TicketNetwork and Ticket Galaxy have filed simultaneous lawsuits against acting New York Attorney General Barbara Underwood, according to press releases issued by both Connecticut-based companies. The lawsuits were filed in reaction to what the companies characterize as a “deeply flawed interpretation of New York State Law,” as it pertains to the resale of event tickets.
The filings request that the court issue a declaratory judgement regarding the lawful sale of tickets not yet in the seller’s possession. Both companies say they have cooperated fully with an investigation spanning more than two years – going back to the tenure of disgraced former AG Eric Schneiderman – but that negotiations on the matter have reached an impasse.
“Through this lawsuit, the Company is seeking the Court’s conclusive affirmance for its position that it operates in full compliance with all applicable regulations, and that the NYAG has no basis to allege that the Company’s practices violate any state or federal law,” the TicketNetwork release reads, in part.
When reached for comment, a TicketNetwork official said “TicketNetwork’s primary focus is, and always has been, that the customer received the tickets they ordered in time for the event, and that they got into the event and had a great experience.”
At the core of the dispute is the practice of selling some tickets for an event which the seller has not yet acquired. Once a sale is made, the seller acquires the tickets and delivers them to the consumer. TicketNetwork, an online marketplace for event tickets, and Ticket Galaxy, a ticket reseller, likened this to drop-shipping sales, a common order procurement and fulfillment practice utilized by many industries.
Several examples of statutory and case law are cited in the releases, which the companies argue show the NYAG’s stance to be at odds with both state and federal law.
“We have been forced to seek Court protection in response to the New York Attorney General’s baseless claims and threats against TicketNetwork,” Chief Operating Officer Mike Honeyman says. “The NYAG knows full well that we have immunity under the Communications Decency Act of 1996 and that New York state laws and administrative guidance permit these types of sales. Despite that, the NYAG appears intent to press on with this course of action. Online commerce would be severely negatively impacted, and consumers would see a decrease in competition and an increase in costs if the protections afforded to online marketplaces such as Amazon, eBay and innumerable others were selectively ignored. We are asking the Court to reaffirm that online marketplaces are protected under federal law, as it is apparent that the NYAG’s Office needs a reminder of this longstanding principle. In addition, given the recently enacted New York law, we are confident the Court will determine that we are in full compliance with the law.”

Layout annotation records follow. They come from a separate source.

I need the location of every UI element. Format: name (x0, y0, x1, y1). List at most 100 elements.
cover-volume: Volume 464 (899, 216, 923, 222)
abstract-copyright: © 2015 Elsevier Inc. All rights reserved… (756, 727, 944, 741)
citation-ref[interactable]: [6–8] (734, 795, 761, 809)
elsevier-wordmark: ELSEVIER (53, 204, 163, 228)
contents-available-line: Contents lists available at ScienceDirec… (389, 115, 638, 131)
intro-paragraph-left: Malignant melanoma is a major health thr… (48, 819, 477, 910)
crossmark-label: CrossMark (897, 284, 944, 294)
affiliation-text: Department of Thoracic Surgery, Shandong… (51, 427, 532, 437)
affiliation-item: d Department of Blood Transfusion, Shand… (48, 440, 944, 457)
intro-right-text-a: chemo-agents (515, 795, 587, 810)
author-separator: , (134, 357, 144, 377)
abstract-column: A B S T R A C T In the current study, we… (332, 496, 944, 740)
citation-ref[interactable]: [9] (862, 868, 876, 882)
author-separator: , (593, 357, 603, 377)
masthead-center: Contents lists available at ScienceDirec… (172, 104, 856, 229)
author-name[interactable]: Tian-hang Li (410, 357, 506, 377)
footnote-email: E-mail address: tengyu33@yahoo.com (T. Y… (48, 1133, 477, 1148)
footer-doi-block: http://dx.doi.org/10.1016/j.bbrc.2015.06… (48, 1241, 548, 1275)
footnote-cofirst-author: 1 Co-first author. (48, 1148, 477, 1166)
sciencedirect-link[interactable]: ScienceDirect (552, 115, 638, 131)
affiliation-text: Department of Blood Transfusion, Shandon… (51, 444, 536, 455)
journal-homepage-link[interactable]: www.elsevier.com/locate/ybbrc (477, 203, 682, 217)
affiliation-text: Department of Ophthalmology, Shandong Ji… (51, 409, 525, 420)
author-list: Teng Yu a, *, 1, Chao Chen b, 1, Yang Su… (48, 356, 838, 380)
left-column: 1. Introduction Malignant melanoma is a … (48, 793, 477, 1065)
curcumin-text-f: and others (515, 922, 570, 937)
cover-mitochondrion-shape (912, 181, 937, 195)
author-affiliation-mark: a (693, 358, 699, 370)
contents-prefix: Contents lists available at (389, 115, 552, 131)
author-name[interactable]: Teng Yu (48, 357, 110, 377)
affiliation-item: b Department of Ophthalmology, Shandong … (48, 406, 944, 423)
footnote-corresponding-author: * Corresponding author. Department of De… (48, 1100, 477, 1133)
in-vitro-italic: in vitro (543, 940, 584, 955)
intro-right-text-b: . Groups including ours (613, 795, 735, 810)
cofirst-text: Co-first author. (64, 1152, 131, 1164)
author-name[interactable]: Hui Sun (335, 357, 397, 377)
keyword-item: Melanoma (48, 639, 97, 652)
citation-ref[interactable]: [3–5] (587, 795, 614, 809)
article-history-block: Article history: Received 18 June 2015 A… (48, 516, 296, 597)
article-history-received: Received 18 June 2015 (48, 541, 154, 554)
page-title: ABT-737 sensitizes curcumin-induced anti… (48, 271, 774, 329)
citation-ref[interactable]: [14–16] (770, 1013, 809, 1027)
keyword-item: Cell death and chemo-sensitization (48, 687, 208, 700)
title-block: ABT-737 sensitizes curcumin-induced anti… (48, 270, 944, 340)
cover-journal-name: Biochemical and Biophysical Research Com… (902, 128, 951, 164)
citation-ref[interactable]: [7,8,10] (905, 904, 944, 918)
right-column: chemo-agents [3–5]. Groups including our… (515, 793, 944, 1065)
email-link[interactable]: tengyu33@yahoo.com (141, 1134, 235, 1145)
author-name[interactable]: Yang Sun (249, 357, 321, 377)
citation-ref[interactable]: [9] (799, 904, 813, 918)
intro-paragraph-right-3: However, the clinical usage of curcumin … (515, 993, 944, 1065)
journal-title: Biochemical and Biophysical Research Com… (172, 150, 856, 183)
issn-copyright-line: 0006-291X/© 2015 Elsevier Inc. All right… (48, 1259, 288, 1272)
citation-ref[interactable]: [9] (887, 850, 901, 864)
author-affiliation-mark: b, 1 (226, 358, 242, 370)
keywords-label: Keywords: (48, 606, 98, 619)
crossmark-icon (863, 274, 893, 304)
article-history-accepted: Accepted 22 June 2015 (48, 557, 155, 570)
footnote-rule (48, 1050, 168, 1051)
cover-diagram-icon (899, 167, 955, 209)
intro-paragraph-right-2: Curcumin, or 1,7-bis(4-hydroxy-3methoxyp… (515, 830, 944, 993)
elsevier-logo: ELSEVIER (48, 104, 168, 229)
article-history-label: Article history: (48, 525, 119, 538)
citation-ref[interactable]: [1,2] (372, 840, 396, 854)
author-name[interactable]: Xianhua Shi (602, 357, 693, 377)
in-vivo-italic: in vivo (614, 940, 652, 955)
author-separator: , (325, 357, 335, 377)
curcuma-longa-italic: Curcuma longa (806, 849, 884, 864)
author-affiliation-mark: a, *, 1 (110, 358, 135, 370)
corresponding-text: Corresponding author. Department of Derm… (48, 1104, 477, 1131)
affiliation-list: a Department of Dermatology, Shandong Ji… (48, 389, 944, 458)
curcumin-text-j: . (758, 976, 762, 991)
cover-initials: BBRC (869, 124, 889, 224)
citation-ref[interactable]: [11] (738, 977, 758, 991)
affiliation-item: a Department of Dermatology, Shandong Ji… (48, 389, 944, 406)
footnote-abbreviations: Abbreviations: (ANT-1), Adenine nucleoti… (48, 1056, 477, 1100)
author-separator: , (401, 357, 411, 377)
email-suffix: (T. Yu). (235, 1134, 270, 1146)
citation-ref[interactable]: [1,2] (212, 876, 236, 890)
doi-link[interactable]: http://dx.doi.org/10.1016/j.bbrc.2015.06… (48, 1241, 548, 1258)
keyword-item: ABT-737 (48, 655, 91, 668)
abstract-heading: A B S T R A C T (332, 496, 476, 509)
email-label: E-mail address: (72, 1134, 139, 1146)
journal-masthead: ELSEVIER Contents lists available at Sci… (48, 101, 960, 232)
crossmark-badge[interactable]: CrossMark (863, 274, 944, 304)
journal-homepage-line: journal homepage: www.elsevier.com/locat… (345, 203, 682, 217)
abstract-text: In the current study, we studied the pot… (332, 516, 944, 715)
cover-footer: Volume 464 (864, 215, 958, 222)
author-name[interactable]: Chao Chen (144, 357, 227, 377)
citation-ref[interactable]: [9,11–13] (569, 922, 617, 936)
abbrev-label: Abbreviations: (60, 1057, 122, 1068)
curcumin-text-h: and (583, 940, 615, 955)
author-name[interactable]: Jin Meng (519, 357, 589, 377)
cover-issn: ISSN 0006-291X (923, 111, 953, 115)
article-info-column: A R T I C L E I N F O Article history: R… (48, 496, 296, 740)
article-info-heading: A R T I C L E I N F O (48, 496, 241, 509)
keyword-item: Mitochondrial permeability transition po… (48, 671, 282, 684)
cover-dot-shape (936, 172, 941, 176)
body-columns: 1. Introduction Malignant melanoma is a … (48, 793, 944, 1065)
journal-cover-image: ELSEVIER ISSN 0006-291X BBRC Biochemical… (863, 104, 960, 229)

Ticket resale prior to ownership of the ticket is specifically legal in the state of New York – a two-year extension of the existing law with some revisions that specifically address this practice was passed earlier this year and signed by Gov. Andrew Cuomo.
Further, a 2010 New Jersey court case affirmed TicketNetwork’s status as an online marketplace, which grants it specific protection by the Communications Decency Act of 1996, as mentioned by Honeyman.
The companies contend that drop ship sales are common within the state of New York and across the country. The New York Department of Taxation and Finance has specific guidelines outlining the tax treatment of such sales. Amazon, which recently made headlines by briefly passing $1 trillion in market value, has a permissible drop shipping policy, so long as you are the seller of record, and eBay, another e-commerce giant and parent corporation to StubHub, also permits drop shipping, Therefore, Amazon and eBay’s merchants sell items before they own or possess them, and New York law permits this. TicketNetwork and Ticket Galaxy contend that the New York Attorney General does not get to pick and choose which businesses are allowed participate in drop shipping and which ones are prohibited.
Underwood’s office responded via an email sent to Reuters. “Speculative tickets harm both consumers and the industry as a whole – driving up ticket prices and defrauding consumers by leading them to believe they are buying an actual ticket, rather than making a bet on the seller’s ability to deliver the ticket for which they paid,” Amy Underwood, a spokeswoman for Underwood said. “We will respond to this baseless lawsuit in court.”
We will provide updates to this ongoing story as more details emerge.